Sigo. Ahora conecto a Bohm con Tugendhat en el lenguaje proposicional, algo sobre lo que merece la pena insistir, insistir, insistir. Por tres veces una insistencia se convierte en un sólido argumental, aunque por mil veces una mentira no acaba de convertirse en verdad. Dice Bohm: “La estructura sujeto-verbo-objeto del lenguaje, junto con su correspondiente manera de ver el mundo, tiene a imponerse poderosamente en nuestro propio discurso, incluso en aquellos casos en los que, si nos fijáramos un poco, veríamos que es evidentemente inapropiada”.

Así que, atención, la “estructura del lenguaje” (sujeto-verbo-objeto) se traduce en un “manera de ver el mundo”, esto es, la realidad, lo que llamamos “realidad”. Y esta manera de ver la realidad es “correspondiente” a ese lenguaje. ¿Quiere decir que el mundo es de tantas maneras como tantos lenguajes utilicemos? Pues parece que eso quiere decir Bohm.

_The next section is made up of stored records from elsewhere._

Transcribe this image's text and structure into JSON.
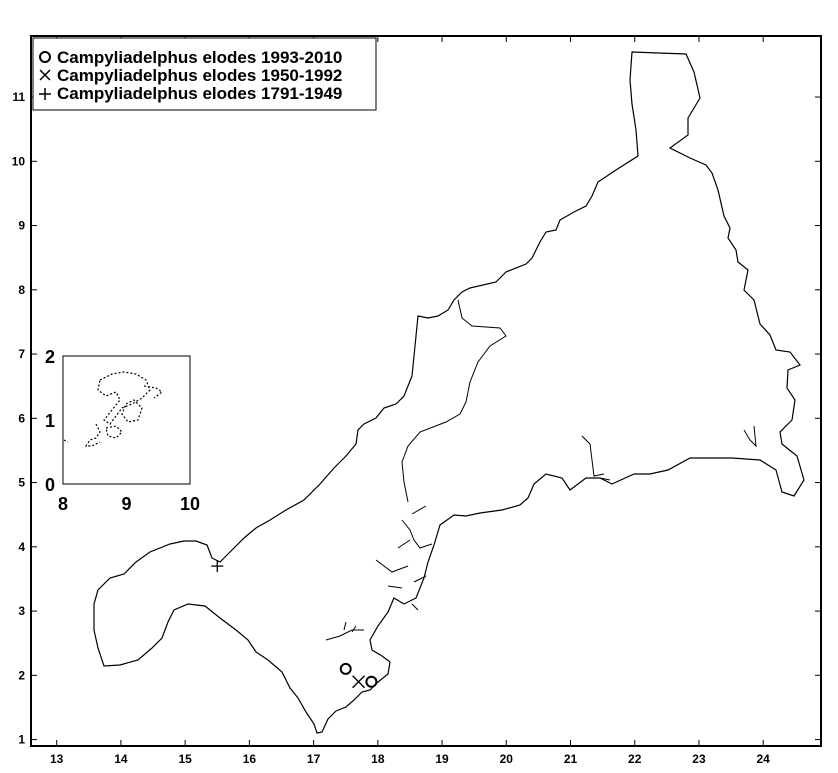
{
  "map": {
    "x_ticks": [
      "13",
      "14",
      "15",
      "16",
      "17",
      "18",
      "19",
      "20",
      "21",
      "22",
      "23",
      "24"
    ],
    "y_ticks": [
      "1",
      "2",
      "3",
      "4",
      "5",
      "6",
      "7",
      "8",
      "9",
      "10",
      "11"
    ],
    "x_range": [
      12.6,
      24.9
    ],
    "y_range": [
      0.9,
      11.95
    ]
  },
  "legend": {
    "entries": [
      {
        "marker": "circle",
        "label": "Campyliadelphus elodes 1993-2010"
      },
      {
        "marker": "cross",
        "label": "Campyliadelphus elodes 1950-1992"
      },
      {
        "marker": "plus",
        "label": "Campyliadelphus elodes 1791-1949"
      }
    ]
  },
  "records": {
    "recent_circles": [
      [
        17.5,
        2.1
      ],
      [
        17.9,
        1.9
      ]
    ],
    "mid_crosses": [
      [
        17.7,
        1.9
      ]
    ],
    "old_pluses": [
      [
        15.5,
        3.7
      ]
    ]
  },
  "inset": {
    "x_ticks": [
      "8",
      "9",
      "10"
    ],
    "y_ticks": [
      "0",
      "1",
      "2"
    ],
    "x_range": [
      8,
      10
    ],
    "y_range": [
      0,
      2
    ]
  },
  "colors": {
    "line": "#000000",
    "background": "#ffffff"
  }
}
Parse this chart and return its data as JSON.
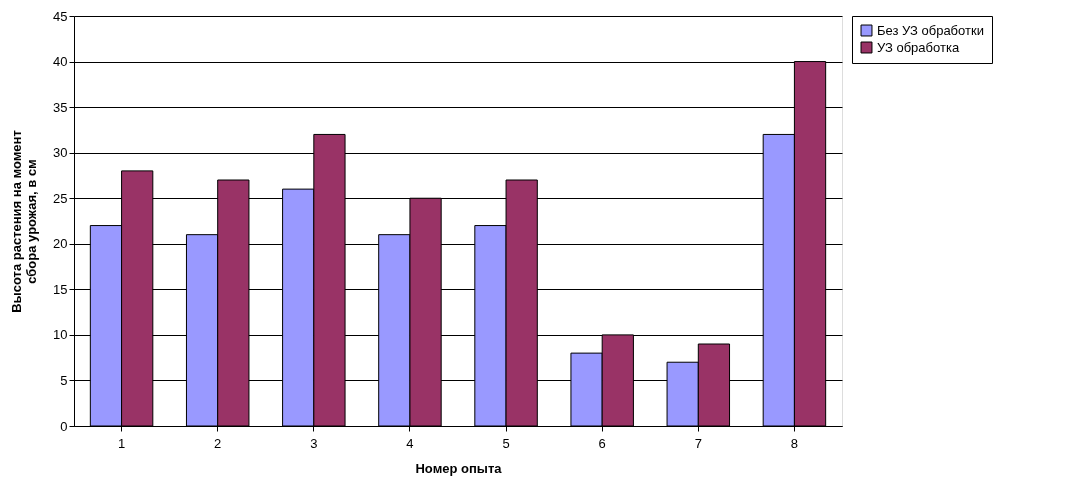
{
  "chart_data": {
    "type": "bar",
    "xlabel": "Номер опыта",
    "ylabel": "Высота растения на момент сбора урожая, в см",
    "categories": [
      "1",
      "2",
      "3",
      "4",
      "5",
      "6",
      "7",
      "8"
    ],
    "series": [
      {
        "name": "Без УЗ обработки",
        "color": "#9999ff",
        "values": [
          22,
          21,
          26,
          21,
          22,
          8,
          7,
          32
        ]
      },
      {
        "name": "УЗ обработка",
        "color": "#993366",
        "values": [
          28,
          27,
          32,
          25,
          27,
          10,
          9,
          40
        ]
      }
    ],
    "ylim": [
      0,
      45
    ],
    "yticks": [
      0,
      5,
      10,
      15,
      20,
      25,
      30,
      35,
      40,
      45
    ],
    "grid": "y",
    "legend": "right"
  }
}
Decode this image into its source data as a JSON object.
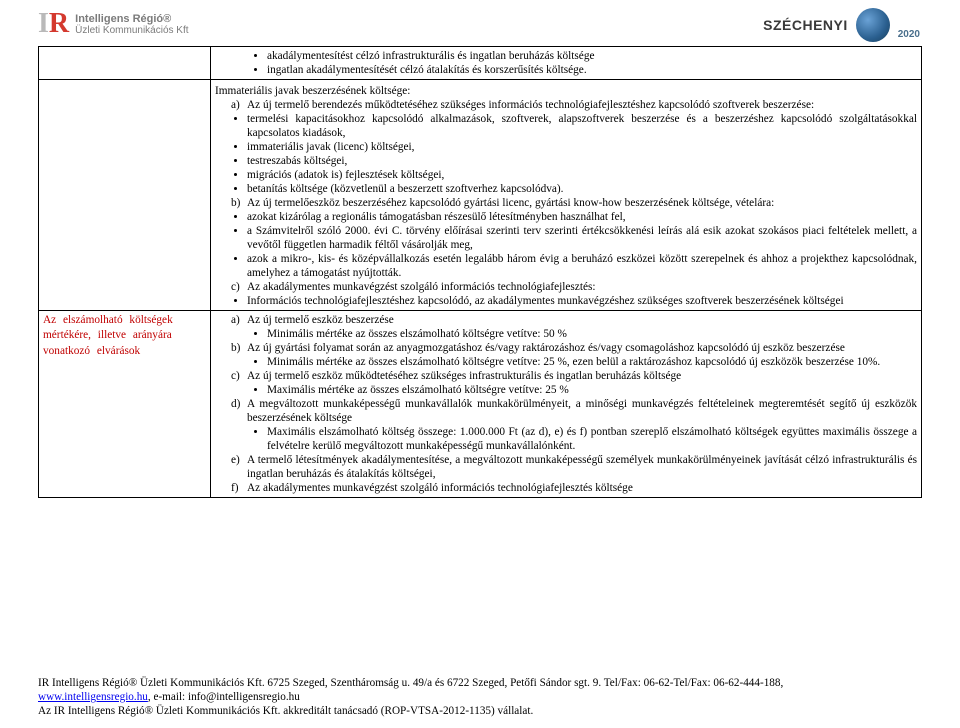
{
  "header": {
    "logo_line1": "Intelligens Régió®",
    "logo_line2": "Üzleti Kommunikációs Kft",
    "right_text": "SZÉCHENYI",
    "right_year": "2020"
  },
  "row1": {
    "b1": "akadálymentesítést célzó infrastrukturális és ingatlan beruházás költsége",
    "b2": "ingatlan akadálymentesítését célzó átalakítás és korszerűsítés költsége."
  },
  "row2": {
    "intro": "Immateriális javak beszerzésének költsége:",
    "a_label": "a)",
    "a_text": "Az új termelő berendezés működtetéséhez szükséges információs technológiafejlesztéshez kapcsolódó szoftverek beszerzése:",
    "a_sub1": "termelési kapacitásokhoz kapcsolódó alkalmazások, szoftverek, alapszoftverek beszerzése és a beszerzéshez kapcsolódó szolgáltatásokkal kapcsolatos kiadások,",
    "a_sub2": "immateriális javak (licenc) költségei,",
    "a_sub3": "testreszabás költségei,",
    "a_sub4": "migrációs (adatok is) fejlesztések költségei,",
    "a_sub5": "betanítás költsége (közvetlenül a beszerzett szoftverhez kapcsolódva).",
    "b_label": "b)",
    "b_text": "Az új termelőeszköz beszerzéséhez kapcsolódó gyártási licenc, gyártási know-how beszerzésének költsége, vételára:",
    "b_sub1": "azokat kizárólag a regionális támogatásban részesülő létesítményben használhat fel,",
    "b_sub2": "a Számvitelről szóló 2000. évi C. törvény előírásai szerinti terv szerinti értékcsökkenési leírás alá esik azokat szokásos piaci feltételek mellett, a vevőtől független harmadik féltől vásárolják meg,",
    "b_sub3": "azok a mikro-, kis- és középvállalkozás esetén legalább három évig a beruházó eszközei között szerepelnek és ahhoz a projekthez kapcsolódnak, amelyhez a támogatást nyújtották.",
    "c_label": "c)",
    "c_text": "Az akadálymentes munkavégzést szolgáló információs technológiafejlesztés:",
    "c_sub1": "Információs technológiafejlesztéshez kapcsolódó, az akadálymentes munkavégzéshez szükséges szoftverek beszerzésének költségei"
  },
  "row3": {
    "left1": "Az elszámolható költségek",
    "left2": "mértékére, illetve arányára",
    "left3": "vonatkozó elvárások",
    "a_label": "a)",
    "a_text": "Az új termelő eszköz beszerzése",
    "a_sub": "Minimális mértéke az összes elszámolható költségre vetítve: 50 %",
    "b_label": "b)",
    "b_text": "Az új gyártási folyamat során az anyagmozgatáshoz és/vagy raktározáshoz és/vagy csomagoláshoz kapcsolódó új eszköz beszerzése",
    "b_sub": "Minimális mértéke az összes elszámolható költségre vetítve: 25 %, ezen belül a raktározáshoz kapcsolódó új eszközök beszerzése 10%.",
    "c_label": "c)",
    "c_text": "Az új termelő eszköz működtetéséhez szükséges infrastrukturális és ingatlan beruházás költsége",
    "c_sub": "Maximális mértéke az összes elszámolható költségre vetítve: 25 %",
    "d_label": "d)",
    "d_text": "A megváltozott munkaképességű munkavállalók munkakörülményeit, a minőségi munkavégzés feltételeinek megteremtését segítő új eszközök beszerzésének költsége",
    "d_sub": "Maximális elszámolható költség összege: 1.000.000 Ft (az d), e) és f) pontban szereplő elszámolható költségek együttes maximális összege a felvételre kerülő megváltozott munkaképességű munkavállalónként.",
    "e_label": "e)",
    "e_text": "A termelő létesítmények akadálymentesítése, a megváltozott munkaképességű személyek munkakörülményeinek javítását célzó infrastrukturális és ingatlan beruházás és átalakítás költségei,",
    "f_label": "f)",
    "f_text": "Az akadálymentes munkavégzést szolgáló információs technológiafejlesztés költsége"
  },
  "footer": {
    "line1a": "IR Intelligens Régió® Üzleti Kommunikációs Kft. 6725 Szeged, Szentháromság u. 49/a és 6722 Szeged, Petőfi Sándor sgt. 9. Tel/Fax: 06-62-Tel/Fax: 06-62-444-188,",
    "link": "www.intelligensregio.hu",
    "line1b": ", e-mail: info@intelligensregio.hu",
    "line2": "Az IR Intelligens Régió® Üzleti Kommunikációs Kft. akkreditált tanácsadó (ROP-VTSA-2012-1135) vállalat."
  }
}
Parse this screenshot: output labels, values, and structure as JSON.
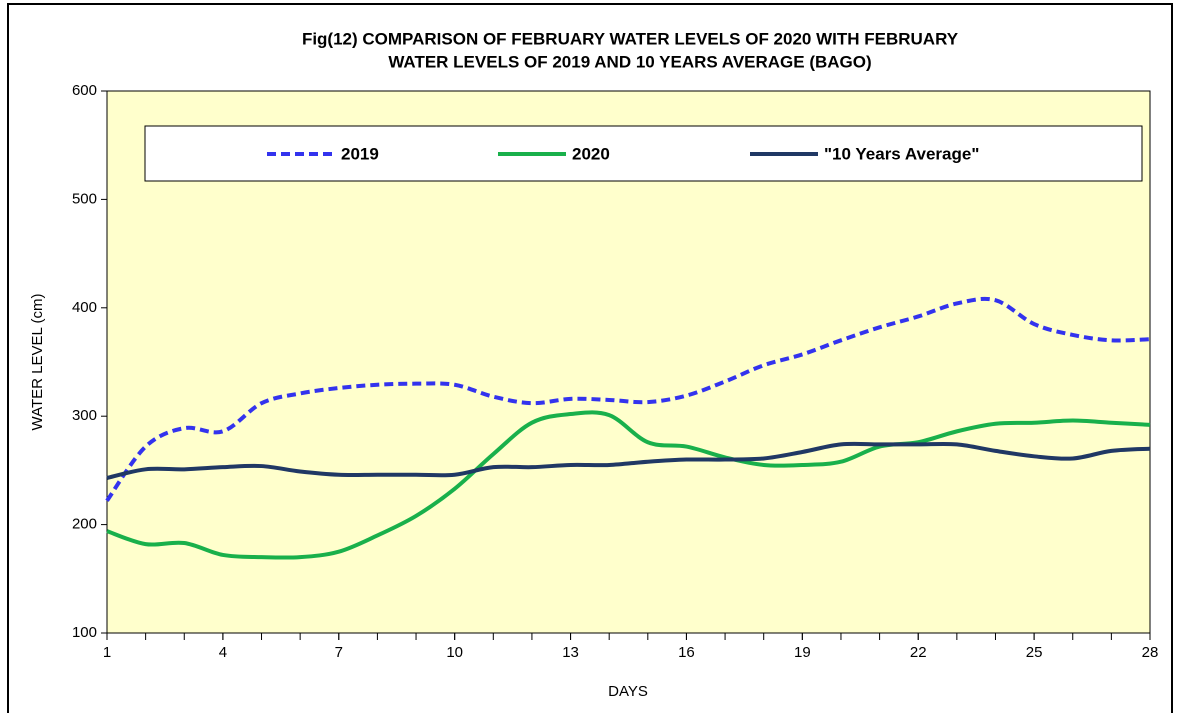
{
  "chart_data": {
    "type": "line",
    "title": [
      "Fig(12)  COMPARISON  OF FEBRUARY WATER  LEVELS OF 2020 WITH  FEBRUARY",
      "WATER  LEVELS OF 2019  AND 10 YEARS AVERAGE   (BAGO)"
    ],
    "x_label": "DAYS",
    "y_label": "WATER LEVEL (cm)",
    "x": [
      1,
      2,
      3,
      4,
      5,
      6,
      7,
      8,
      9,
      10,
      11,
      12,
      13,
      14,
      15,
      16,
      17,
      18,
      19,
      20,
      21,
      22,
      23,
      24,
      25,
      26,
      27,
      28
    ],
    "series": [
      {
        "name": "2019",
        "color": "#3333ee",
        "dashed": true,
        "values": [
          222,
          272,
          289,
          286,
          312,
          321,
          326,
          329,
          330,
          329,
          318,
          312,
          316,
          315,
          313,
          319,
          332,
          347,
          357,
          370,
          382,
          392,
          404,
          407,
          385,
          375,
          370,
          371
        ]
      },
      {
        "name": "2020",
        "color": "#19b04b",
        "dashed": false,
        "values": [
          194,
          182,
          183,
          172,
          170,
          170,
          175,
          190,
          208,
          233,
          265,
          294,
          302,
          301,
          276,
          272,
          262,
          255,
          255,
          258,
          272,
          276,
          286,
          293,
          294,
          296,
          294,
          292
        ]
      },
      {
        "name": "\"10 Years Average\"",
        "color": "#203864",
        "dashed": false,
        "values": [
          243,
          251,
          251,
          253,
          254,
          249,
          246,
          246,
          246,
          246,
          253,
          253,
          255,
          255,
          258,
          260,
          260,
          261,
          267,
          274,
          274,
          274,
          274,
          268,
          263,
          261,
          268,
          270
        ]
      }
    ],
    "xlim": [
      1,
      28
    ],
    "xticks": [
      1,
      4,
      7,
      10,
      13,
      16,
      19,
      22,
      25,
      28
    ],
    "ylim": [
      100,
      600
    ],
    "yticks": [
      100,
      200,
      300,
      400,
      500,
      600
    ],
    "legend": "top"
  }
}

Y yo que digo: que es evidente que es así. Precisamente por ello dediqué mi libro “La palabra y al Tao” a que se comprendiera el papel descuartizador del lenguaje y la necesidad de comprender la profundidad del aserto “la palabra no es la cosa”, algo que mi amiga inteligente, absorta en el lenguaje proposicional y consumidora compulsiva de impecables razonamientos de la mejor factura formal, me recrimina de modo impenitente.

Claro que algunos en lugar de ver el poder descuartizador del lenguaje se concentran en refocilar con el poder manipulador de la palabra, manipulador de la conciencia, por tanto de los modos de pensar, por tanto de los modos de comportamiento. Claro que el problema no es de quienes se dedican a ese deporte. El problema habita en quienes gustan de verlo en la pantalla de la vida, que ofrece constantes muestras de unas existencias, individuales y colectivas, ejecutadas implacablemente conforme a loa patrones confeccionados con los no-valores de la civilización occidental.